8. EMBRACE SPONTANEITY: When you travel alone, all your decisions are up to you. There’s just you and your head, and your budget. If it fits with my budget, I will usually say yes. Unless it involves jumping out of a perfectly good plane, or attaching a rope to my feet and plummeting off a bridge. I’m just not good with heights…. But some of my best decisions have been purely spontaneous. When I lived in London, weekends in Hvar, Crete, Mallorca, the Canary Islands, Helsinki, Paris, Rome, et al were not unheard of. Now I’m back in Australia, and a lot of my short-term travel either has to be closer to home (Asia), or for a few weeks at a time, but everything is still spontaneous. Africa for three weeks? Leave in a week? Sure! Solo travel means you have to be flexible, and with flexibility comes spontaneity. Embracing this will make you be the most confident and independent version of yourself.
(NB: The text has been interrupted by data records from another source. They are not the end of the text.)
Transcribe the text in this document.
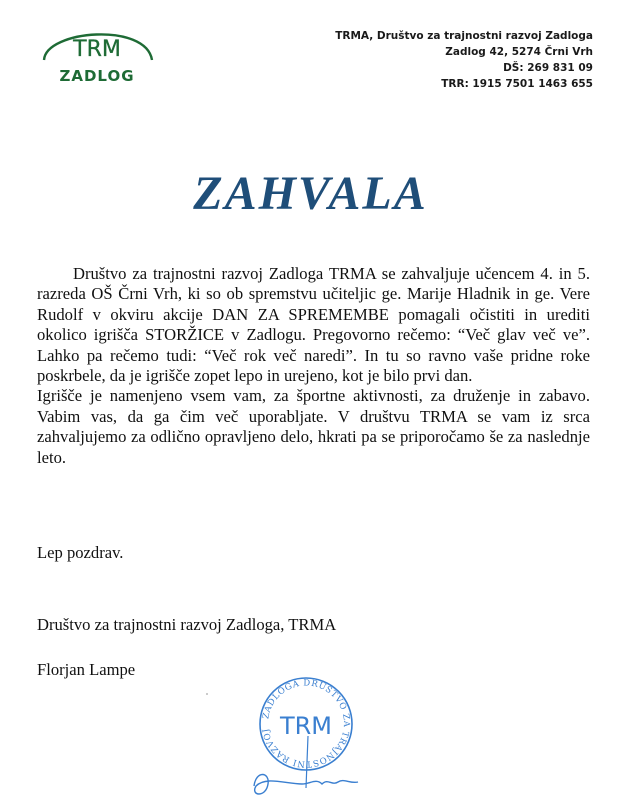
TRM
ZADLOG
TRMA, Društvo za trajnostni razvoj Zadloga
Zadlog 42, 5274 Črni Vrh
DŠ: 269 831 09
TRR: 1915 7501 1463 655
ZAHVALA

Društvo za trajnostni razvoj Zadloga TRMA se zahvaljuje učencem 4. in 5. razreda OŠ Črni Vrh, ki so ob spremstvu učiteljic ge. Marije Hladnik in ge. Vere Rudolf v okviru akcije DAN ZA SPREMEMBE pomagali očistiti in urediti okolico igrišča STORŽICE v Zadlogu. Pregovorno rečemo: “Več glav več ve”. Lahko pa rečemo tudi: “Več rok več naredi”. In tu so ravno vaše pridne roke poskrbele, da je igrišče zopet lepo in urejeno, kot je bilo prvi dan.

Igrišče je namenjeno vsem vam, za športne aktivnosti, za druženje in zabavo. Vabim vas, da ga čim več uporabljate. V društvu TRMA se vam iz srca zahvaljujemo za odlično opravljeno delo, hkrati pa se priporočamo še za naslednje leto.

Lep pozdrav.
Društvo za trajnostni razvoj Zadloga, TRMA
Florjan Lampe
ZADLOGA DRUŠTVO ZA TRAJNOSTNI RAZVOJ TRM
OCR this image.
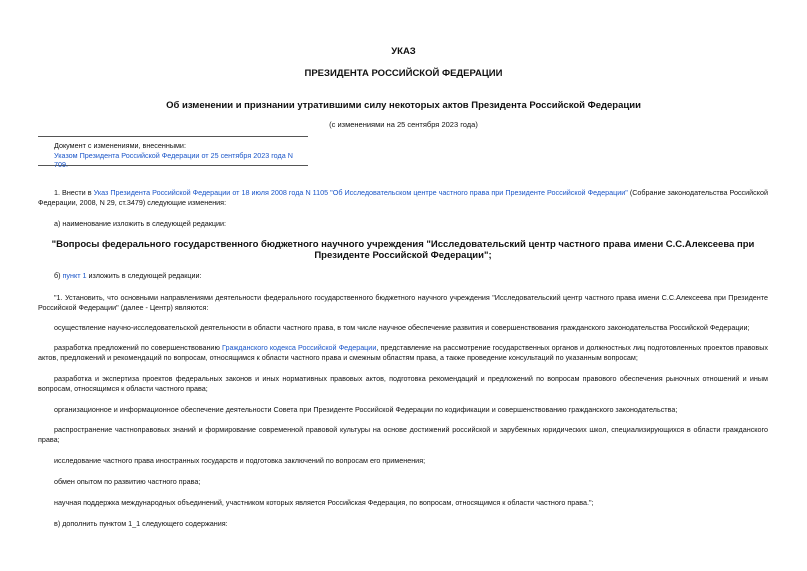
УКАЗ
ПРЕЗИДЕНТА РОССИЙСКОЙ ФЕДЕРАЦИИ
Об изменении и признании утратившими силу некоторых актов Президента Российской Федерации
(с изменениями на 25 сентября 2023 года)
Документ с изменениями, внесенными:
Указом Президента Российской Федерации от 25 сентября 2023 года N 709.
1. Внести в Указ Президента Российской Федерации от 18 июля 2008 года N 1105 "Об Исследовательском центре частного права при Президенте Российской Федерации" (Собрание законодательства Российской Федерации, 2008, N 29, ст.3479) следующие изменения:
а) наименование изложить в следующей редакции:
"Вопросы федерального государственного бюджетного научного учреждения "Исследовательский центр частного права имени С.С.Алексеева при Президенте Российской Федерации";
б) пункт 1 изложить в следующей редакции:
"1. Установить, что основными направлениями деятельности федерального государственного бюджетного научного учреждения "Исследовательский центр частного права имени С.С.Алексеева при Президенте Российской Федерации" (далее - Центр) являются:
осуществление научно-исследовательской деятельности в области частного права, в том числе научное обеспечение развития и совершенствования гражданского законодательства Российской Федерации;
разработка предложений по совершенствованию Гражданского кодекса Российской Федерации, представление на рассмотрение государственных органов и должностных лиц подготовленных проектов правовых актов, предложений и рекомендаций по вопросам, относящимся к области частного права и смежным областям права, а также проведение консультаций по указанным вопросам;
разработка и экспертиза проектов федеральных законов и иных нормативных правовых актов, подготовка рекомендаций и предложений по вопросам правового обеспечения рыночных отношений и иным вопросам, относящимся к области частного права;
организационное и информационное обеспечение деятельности Совета при Президенте Российской Федерации по кодификации и совершенствованию гражданского законодательства;
распространение частноправовых знаний и формирование современной правовой культуры на основе достижений российской и зарубежных юридических школ, специализирующихся в области гражданского права;
исследование частного права иностранных государств и подготовка заключений по вопросам его применения;
обмен опытом по развитию частного права;
научная поддержка международных объединений, участником которых является Российская Федерация, по вопросам, относящимся к области частного права.";
в) дополнить пунктом 1_1 следующего содержания:
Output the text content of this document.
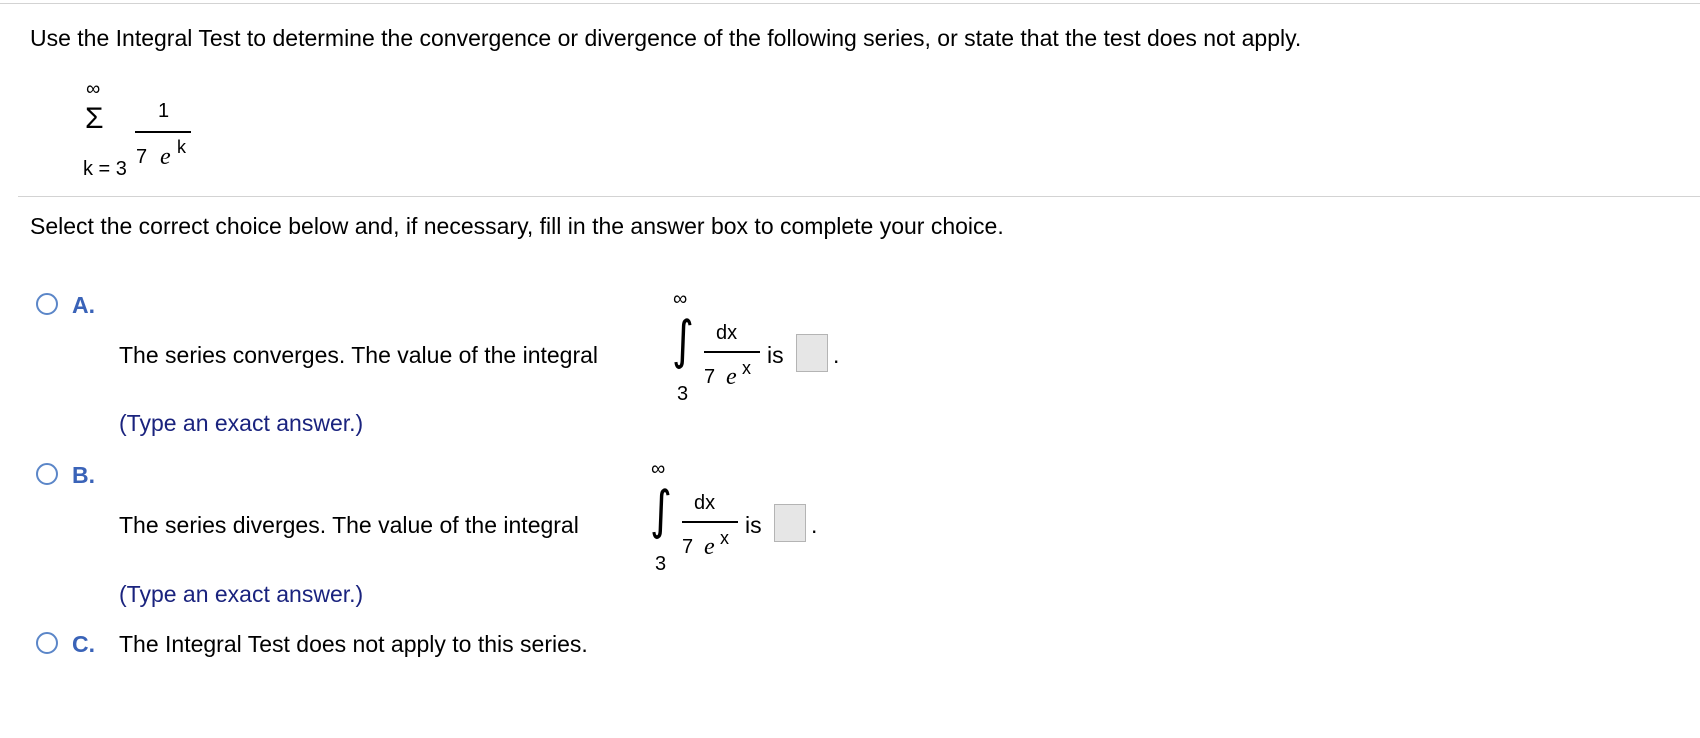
Use the Integral Test to determine the convergence or divergence of the following series, or state that the test does not apply.
∞
Σ
k = 3
1
7 e k
Select the correct choice below and, if necessary, fill in the answer box to complete your choice.
A.
The series converges. The value of the integral
∞
∫
3
dx
7 e x is .
(Type an exact answer.)
B.
The series diverges. The value of the integral
∞
∫
3
dx
7 e x is .
(Type an exact answer.)
C. The Integral Test does not apply to this series.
9. MANAGE YOUR FINANCES: This is something I was never good at, but had to learn to be pretty quickly. When you first start travelling, you tend to throw money at every single experience. But let me tell you, those helicopter rides over Niagara Falls are pretty fucking expensive. So unless you have an unlimited budget, or you won lotto, then you will miss some things. Managing your money on the road means you have to learn to manage your fear of missing out. For me, this wasn’t so much about learning to not be afraid to miss out, but learning find other ways of getting a similar experience. Safaris through Zambezi National Park? Cheapest way was on horseback, and I had a great day. Dinner at the Eiffel Tower? Too expensive. Picnic in the park surrounding the Eiffel Tower? Much more affordable. You get the picture.
10. EVERY ITEM YOU CARRY IS CRUCIAL: You need the same amount of junk for a three-month trip, as you will need for three weeks, or three days. I can get around with about 10-15kg (approx 20lbs) of stuff. As women, we often lament that we need more stuff than men. This is just untrue. You don’t need a hair straighter and make up. You think you do, but you won’t even end up using it. My hair is wavy, frizzy, fine and prone to dreadlocks, and at home takes a serious amount of styling to make it look effortlessly tousled. I take a hairbrush with me when I travel. Sometimes I use it (like in Europe and big cities when I need to be presentable), but most often I don’t (hello Asia, home of the great tan and the hippy dreadlocks).